Fair Game is an international action film that dramatizes the war at home and the war over seas. The first third of the plot makes clear the breadth and depth of Plame’s undercover work for the CIA. Her role was a NOC, a non-official covert operative – which means she was on her own if caught spying. Liman, who shoots as well as directs, travels around the world – to Cairo, Amman and Kuala Lumpur – to show Plame’s undercover work and Joe Wilson’s attempts in Niger to discover the truth of the Uranium shipments. Shooting in a tight hand-held style there is a documentary sense to scenes involving former Iraqi scientists who are caught in the power struggle tearing the world apart around them. Liman’s camera follows to jailhouse meetings, spins and swirls in a car shot at while caught in a traffic jam, eavesdrops on a secret meeting in which Plame brings a terrorist sympathizer into the CIA fold, and scurries along the streets of Baghdad as a blackhawk helicopter swirls overhead. It is a dynamic style that suits the fighting overseas and the domestic battles that erupt at home.
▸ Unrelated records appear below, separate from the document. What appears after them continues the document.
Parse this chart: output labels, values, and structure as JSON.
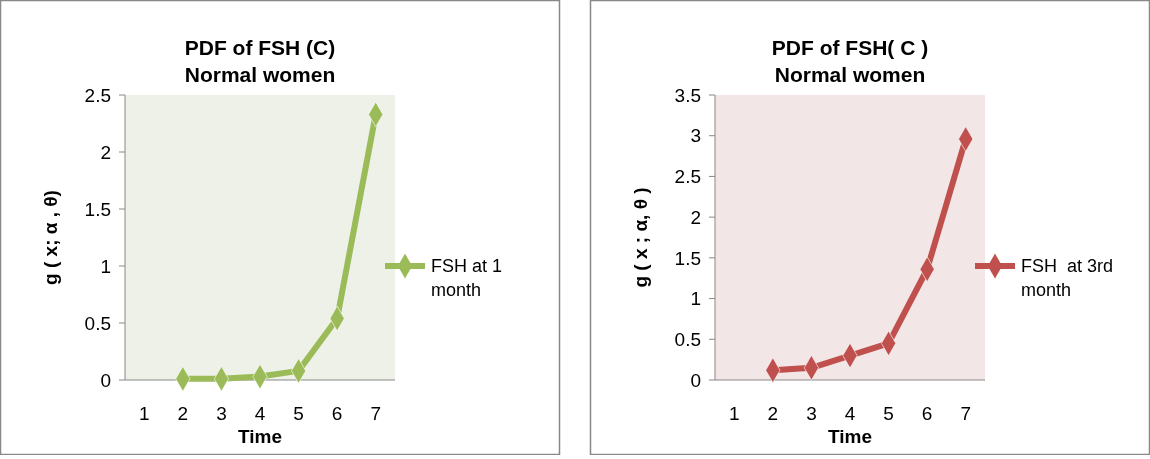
{
  "chart_data": [
    {
      "type": "line",
      "title": "PDF of FSH (C)",
      "subtitle": "Normal women",
      "xlabel": "Time",
      "ylabel": "g ( x; α , θ)",
      "categories": [
        "1",
        "2",
        "3",
        "4",
        "5",
        "6",
        "7"
      ],
      "series": [
        {
          "name": "FSH at 1 month",
          "color": "#9bbb59",
          "values": [
            null,
            0.01,
            0.01,
            0.03,
            0.08,
            0.54,
            2.33
          ]
        }
      ],
      "ylim": [
        0,
        2.5
      ],
      "yticks": [
        0,
        0.5,
        1,
        1.5,
        2,
        2.5
      ],
      "marker": "diamond",
      "legend": "right",
      "grid": false
    },
    {
      "type": "line",
      "title": "PDF of FSH( C )",
      "subtitle": "Normal women",
      "xlabel": "Time",
      "ylabel": "g ( x ; α, θ )",
      "categories": [
        "1",
        "2",
        "3",
        "4",
        "5",
        "6",
        "7"
      ],
      "series": [
        {
          "name": "FSH  at 3rd month",
          "color": "#c0504d",
          "values": [
            null,
            0.12,
            0.15,
            0.3,
            0.45,
            1.36,
            2.96
          ]
        }
      ],
      "ylim": [
        0,
        3.5
      ],
      "yticks": [
        0,
        0.5,
        1,
        1.5,
        2,
        2.5,
        3,
        3.5
      ],
      "marker": "diamond",
      "legend": "right",
      "grid": false
    }
  ]
}
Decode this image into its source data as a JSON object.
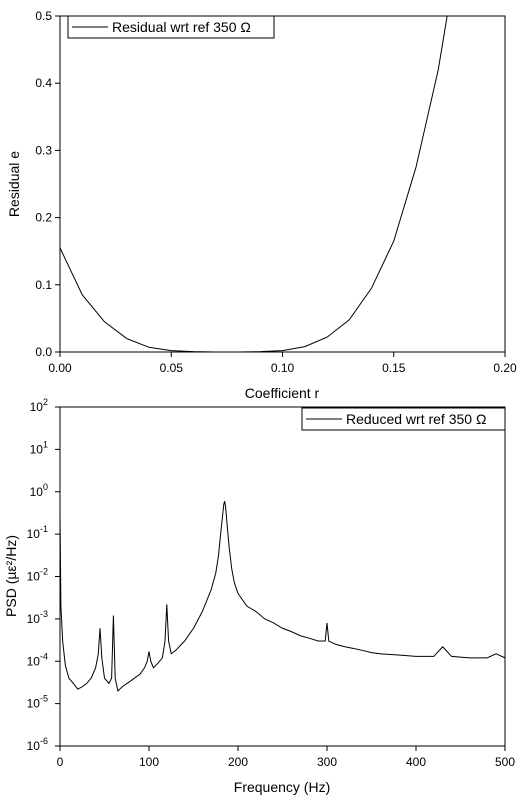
{
  "chart_data": [
    {
      "type": "line",
      "xlabel": "Coefficient r",
      "ylabel": "Residual e",
      "xlim": [
        0.0,
        0.2
      ],
      "ylim": [
        0.0,
        0.5
      ],
      "xticks": [
        "0.00",
        "0.05",
        "0.10",
        "0.15",
        "0.20"
      ],
      "yticks": [
        "0.0",
        "0.1",
        "0.2",
        "0.3",
        "0.4",
        "0.5"
      ],
      "legend_position": "top-left",
      "grid": false,
      "series": [
        {
          "name": "Residual wrt ref 350 Ω",
          "x": [
            0.0,
            0.01,
            0.02,
            0.03,
            0.04,
            0.05,
            0.06,
            0.07,
            0.08,
            0.09,
            0.1,
            0.11,
            0.12,
            0.13,
            0.14,
            0.15,
            0.16,
            0.17,
            0.174
          ],
          "y": [
            0.155,
            0.085,
            0.045,
            0.02,
            0.007,
            0.002,
            0.0005,
            0.0,
            0.0,
            0.0005,
            0.002,
            0.008,
            0.022,
            0.048,
            0.095,
            0.165,
            0.275,
            0.42,
            0.5
          ]
        }
      ]
    },
    {
      "type": "line",
      "xlabel": "Frequency (Hz)",
      "ylabel": "PSD (µε²/Hz)",
      "xlim": [
        0,
        500
      ],
      "ylim": [
        1e-06,
        100
      ],
      "yscale": "log",
      "xticks": [
        "0",
        "100",
        "200",
        "300",
        "400",
        "500"
      ],
      "ytick_exponents": [
        "-6",
        "-5",
        "-4",
        "-3",
        "-2",
        "-1",
        "0",
        "1",
        "2"
      ],
      "ytick_base": "10",
      "legend_position": "top-right",
      "grid": false,
      "series": [
        {
          "name": "Reduced wrt ref 350 Ω",
          "x": [
            0,
            1,
            3,
            6,
            10,
            15,
            20,
            25,
            30,
            35,
            40,
            43,
            45,
            47,
            50,
            55,
            58,
            60,
            62,
            65,
            70,
            80,
            90,
            95,
            98,
            100,
            102,
            105,
            110,
            115,
            118,
            120,
            122,
            125,
            130,
            140,
            150,
            160,
            170,
            175,
            178,
            180,
            182,
            184,
            185,
            186,
            188,
            190,
            193,
            196,
            200,
            210,
            220,
            230,
            240,
            250,
            260,
            270,
            280,
            290,
            298,
            300,
            302,
            310,
            320,
            330,
            340,
            350,
            360,
            380,
            400,
            420,
            430,
            440,
            460,
            480,
            490,
            500
          ],
          "y": [
            0.3,
            0.002,
            0.0003,
            8e-05,
            4e-05,
            3e-05,
            2.2e-05,
            2.5e-05,
            3e-05,
            4e-05,
            7e-05,
            0.00015,
            0.0006,
            0.00012,
            4e-05,
            3e-05,
            4e-05,
            0.0012,
            4e-05,
            2e-05,
            2.5e-05,
            3.5e-05,
            5e-05,
            7e-05,
            0.0001,
            0.00017,
            0.0001,
            7e-05,
            9e-05,
            0.00012,
            0.0003,
            0.0022,
            0.0003,
            0.00015,
            0.00018,
            0.0003,
            0.0006,
            0.0015,
            0.005,
            0.012,
            0.03,
            0.08,
            0.2,
            0.5,
            0.6,
            0.45,
            0.15,
            0.05,
            0.015,
            0.007,
            0.004,
            0.002,
            0.0015,
            0.001,
            0.0008,
            0.0006,
            0.0005,
            0.0004,
            0.00035,
            0.0003,
            0.0003,
            0.0008,
            0.0003,
            0.00025,
            0.00022,
            0.0002,
            0.00018,
            0.00016,
            0.00015,
            0.00014,
            0.00013,
            0.00013,
            0.00022,
            0.00013,
            0.00012,
            0.00012,
            0.00015,
            0.00012
          ]
        }
      ]
    }
  ]
}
What makes Fair Game so entertaining is the tight well-crafted story and the incredibly rich and dynamic portrayal of the Wilsons by Watts and Penn. The story condenses more than three years of action into a lean 104 minutes – resulting in a clear and coherent narrative. The transformation of Plame and Wilson from American heroes to supposed traitors occurs within the context of marriage falling to pieces. The secrecy of Plame’s CIA missions brought a level of stress to the marriage in even the best of times – when the attacks on their characters were leaked to the press by Scooter Libby and Karl Rove, at the behest, most likely of the the President and Vice President, it seemed to break the spirit between them. Watts and Penn are superbly cast – she is elegant and secretive, seemingly able to handle anything that is asked of her. Penn plays Wilson as confident, brash, willing to take on the world for the sake of the truth. Sam Shepard makes the most a single scene as Mr. Plame, the father who finds a way rekindle Valerie’s spirit when she is at her lowest. David Andrews is virtually reptilian in a strong portrayal of Vice President Chief of Staff Scooter Libby and Ty Burrell is also effective and believable as Plame’s superior at the CIA.
Fair Game puts the “Plame affair” into perspective using the best storytelling techniques – a tight plot, believable and realistic acting, brisk editing, and intimate hand-held camera work that unsparingly tracks the painful crisis experienced by Plame and Wilson. It’s an expert thriller that distills a shameful episode in American history into its most essential and coherent moments, leaving us with a powerful and dramatic dose of the truth.